Effects of cADP-ribose on [Ca²⁺]_i and depolarizing-induced [Ca²⁺]_i increases and sensitivity to RR. Under whole-cell voltage clamp, cADP-ribose increased [Ca²⁺]_i and the depolarizing-induced [Ca²⁺]_i increase (Insets) (a). The presence of RR in the internal solution eliminated cADP-ribose's effects on [Ca²⁺]_i and the enhancement of the depolarizing-induced [Ca²⁺]_i increase (Insets) (b). The zeros on the abscissas indicate the beginning of whole-cell patch formation. Depolarizing pulse was from −75 to −20 mV for 100 ms in duration. Insets (Right) Pseudocolor images of neurons about 10 min after the recording.
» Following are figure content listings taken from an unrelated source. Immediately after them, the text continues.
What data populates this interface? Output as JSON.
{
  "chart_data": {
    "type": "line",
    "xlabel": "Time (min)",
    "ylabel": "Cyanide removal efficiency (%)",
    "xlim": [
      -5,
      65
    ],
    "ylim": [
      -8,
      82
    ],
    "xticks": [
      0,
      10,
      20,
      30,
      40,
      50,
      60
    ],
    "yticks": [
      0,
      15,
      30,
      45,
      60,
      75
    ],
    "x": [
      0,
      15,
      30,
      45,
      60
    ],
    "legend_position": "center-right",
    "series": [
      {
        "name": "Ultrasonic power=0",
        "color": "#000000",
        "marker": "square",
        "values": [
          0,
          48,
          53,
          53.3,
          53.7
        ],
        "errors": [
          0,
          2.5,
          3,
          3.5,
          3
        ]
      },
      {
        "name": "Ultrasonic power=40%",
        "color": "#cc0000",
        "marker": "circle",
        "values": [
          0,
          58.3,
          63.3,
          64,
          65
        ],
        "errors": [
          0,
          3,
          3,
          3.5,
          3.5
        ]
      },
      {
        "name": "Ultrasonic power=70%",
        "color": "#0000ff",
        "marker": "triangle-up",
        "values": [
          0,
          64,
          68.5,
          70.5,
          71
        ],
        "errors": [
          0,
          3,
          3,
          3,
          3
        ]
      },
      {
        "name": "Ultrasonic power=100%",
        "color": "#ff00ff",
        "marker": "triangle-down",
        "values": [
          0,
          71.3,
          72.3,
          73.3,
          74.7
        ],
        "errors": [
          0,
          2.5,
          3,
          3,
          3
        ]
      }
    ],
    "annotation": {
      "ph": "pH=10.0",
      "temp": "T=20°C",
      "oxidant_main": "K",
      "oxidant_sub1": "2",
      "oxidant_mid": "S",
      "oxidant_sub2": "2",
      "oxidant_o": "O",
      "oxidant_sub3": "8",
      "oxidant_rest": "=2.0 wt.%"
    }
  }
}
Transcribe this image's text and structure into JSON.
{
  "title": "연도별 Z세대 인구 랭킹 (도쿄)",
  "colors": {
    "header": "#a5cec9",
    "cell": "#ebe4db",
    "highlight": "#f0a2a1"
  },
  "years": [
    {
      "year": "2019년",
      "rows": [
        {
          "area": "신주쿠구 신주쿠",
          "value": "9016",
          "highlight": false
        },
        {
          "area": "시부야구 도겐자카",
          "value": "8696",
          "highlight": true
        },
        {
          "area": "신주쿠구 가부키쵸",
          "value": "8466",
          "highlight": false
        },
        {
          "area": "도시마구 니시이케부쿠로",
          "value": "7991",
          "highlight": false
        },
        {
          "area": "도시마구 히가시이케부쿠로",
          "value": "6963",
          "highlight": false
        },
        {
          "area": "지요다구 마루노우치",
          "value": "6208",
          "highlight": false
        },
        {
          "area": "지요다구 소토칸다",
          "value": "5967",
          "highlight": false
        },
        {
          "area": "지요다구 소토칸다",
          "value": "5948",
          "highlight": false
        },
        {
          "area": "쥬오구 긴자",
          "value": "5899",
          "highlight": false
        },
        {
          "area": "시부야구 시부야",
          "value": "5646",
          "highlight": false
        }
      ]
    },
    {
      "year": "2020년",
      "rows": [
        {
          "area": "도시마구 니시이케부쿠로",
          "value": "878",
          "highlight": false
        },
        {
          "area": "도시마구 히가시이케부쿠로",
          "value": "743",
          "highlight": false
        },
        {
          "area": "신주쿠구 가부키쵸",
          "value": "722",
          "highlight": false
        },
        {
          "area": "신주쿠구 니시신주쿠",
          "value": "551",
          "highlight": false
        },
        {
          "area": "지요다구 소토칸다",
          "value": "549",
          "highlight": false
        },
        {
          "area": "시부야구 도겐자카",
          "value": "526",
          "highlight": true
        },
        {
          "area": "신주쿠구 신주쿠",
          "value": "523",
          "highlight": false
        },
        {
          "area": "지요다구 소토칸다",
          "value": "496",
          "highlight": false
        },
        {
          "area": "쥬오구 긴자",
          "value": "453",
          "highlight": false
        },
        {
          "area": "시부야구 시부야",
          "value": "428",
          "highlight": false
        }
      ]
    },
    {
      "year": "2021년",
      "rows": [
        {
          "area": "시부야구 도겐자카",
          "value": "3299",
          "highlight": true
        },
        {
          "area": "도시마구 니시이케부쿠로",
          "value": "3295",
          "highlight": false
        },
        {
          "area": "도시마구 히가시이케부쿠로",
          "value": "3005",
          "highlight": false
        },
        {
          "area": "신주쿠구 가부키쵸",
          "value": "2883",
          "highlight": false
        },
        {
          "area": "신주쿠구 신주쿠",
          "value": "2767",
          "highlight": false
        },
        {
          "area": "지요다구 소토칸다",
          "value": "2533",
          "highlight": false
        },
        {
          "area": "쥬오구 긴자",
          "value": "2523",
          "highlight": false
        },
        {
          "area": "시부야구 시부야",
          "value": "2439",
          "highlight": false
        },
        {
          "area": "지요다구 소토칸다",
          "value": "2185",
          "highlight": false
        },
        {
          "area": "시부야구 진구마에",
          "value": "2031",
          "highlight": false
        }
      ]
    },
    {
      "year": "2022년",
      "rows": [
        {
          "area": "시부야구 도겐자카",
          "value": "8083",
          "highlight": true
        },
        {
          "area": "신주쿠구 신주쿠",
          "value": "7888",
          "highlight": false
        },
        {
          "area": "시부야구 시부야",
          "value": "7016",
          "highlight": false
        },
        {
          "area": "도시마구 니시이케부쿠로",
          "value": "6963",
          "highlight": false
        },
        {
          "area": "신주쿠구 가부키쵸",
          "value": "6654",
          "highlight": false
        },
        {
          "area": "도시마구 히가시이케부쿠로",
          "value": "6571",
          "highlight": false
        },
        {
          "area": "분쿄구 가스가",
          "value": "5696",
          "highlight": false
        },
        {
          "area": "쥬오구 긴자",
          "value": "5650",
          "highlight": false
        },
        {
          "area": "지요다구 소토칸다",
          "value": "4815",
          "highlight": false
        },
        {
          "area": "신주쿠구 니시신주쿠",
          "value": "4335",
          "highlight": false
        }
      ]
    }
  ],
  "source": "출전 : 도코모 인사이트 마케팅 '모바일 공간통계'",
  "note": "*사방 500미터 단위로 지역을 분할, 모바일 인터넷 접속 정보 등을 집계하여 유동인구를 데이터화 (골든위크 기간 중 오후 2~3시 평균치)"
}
Measurements of the ratiometric data were made in the somata near primary dendrites (white ovals; calibration bar = 50–500 nM).

Figure 3

(a–c) cADP-ribose reduces BAS-CA1 IPSP and reverses the IPSP to EPSP when associated with postsynaptic depolarization and shifts the potential response–membrane potential curve to the right. (d–f) RR prevents cADP-ribose- and cADP-ribose postsynaptic depolarization-induced changes in the BAS-CA1 responses and shifts the potential response–membrane potential curve to the left. (g) Time courses of the response to cADP-ribose postsynaptic depolarization (cADP-ribose/Ca²⁺; at arrow) as compared with those of pre-RR application (at arrowhead); each point represents the mean PSP magnitudes + SEM normalized to the average of their control values before application of agents. In the cADP-ribose/Ca²⁺ group, the same procedure (sham injection of RR at arrowhead) also was applied through the electrode containing no RR. (h) Acetazolamide (1 μM, 30 min) prevents cADP-ribose postsynaptic depolarization-induced changes in the BAS-CA1 responses (40 min after cADP-ribose postsynaptic depolarization vs. control trace).

Figure 4

Switching functions of GABAergic synapses from excitation filter to amplifier by RyR activation. (a and b) Single-pulse stimulation of BAS-CA1 (at arrowhead) and SCH [at above-threshold intensities; truncated; stimulated at arrow (a)] evokes an IPSP and action potentials, respectively. The excitatory SCH (at the same above-threshold stimulation) input is filtered out by a costimulation of BAS-CA1 (b). (c–f) Single-pulse stimulation (c) of BAS-CA1 and of SCH at below-threshold intensities evokes an IPSP and an EPSP, respectively. The excitatory SCH (at the same below-threshold stimulation) input is below threshold as evoked by costimulation (single pulse) of BAS-CA1 and SCH inputs (d) before cADP-ribose application. cADP-ribose (30 min after the application) transforms BAS-CA1 IPSP and does not change much of the SCH-CA1 EPSP, evoked by single-pulse stimulation of BAS or SCH, respectively (e). The excitatory SCH (at the same below-threshold stimulation) input is amplified by the co-BAS stimulation after the cADP-ribose-induced synaptic transformation and induces action potentials (truncated; f). Traces were from the same cell. (g) Schematic diagram of GABAergic inputs functioning as either excitatory filter (Left) or amplifier (Right). Active GABAergic inputs, either through activation of SCH as feed-forward inputs (no. 1), feedback inputs (no. 2), or of other circuits (no. 3; such as from the septum), effectively filter excitatory signals so that only very strong excitatory inputs might evoke action potentials. The GABAergic synaptic transformation results in amplifying excitatory signals so that weaker inputs can pass through the neural circuits. BAS, basket GABAergic interneurons (in gray); Pyr, CA1 pyramidal cells; SP, stratum pyramidale.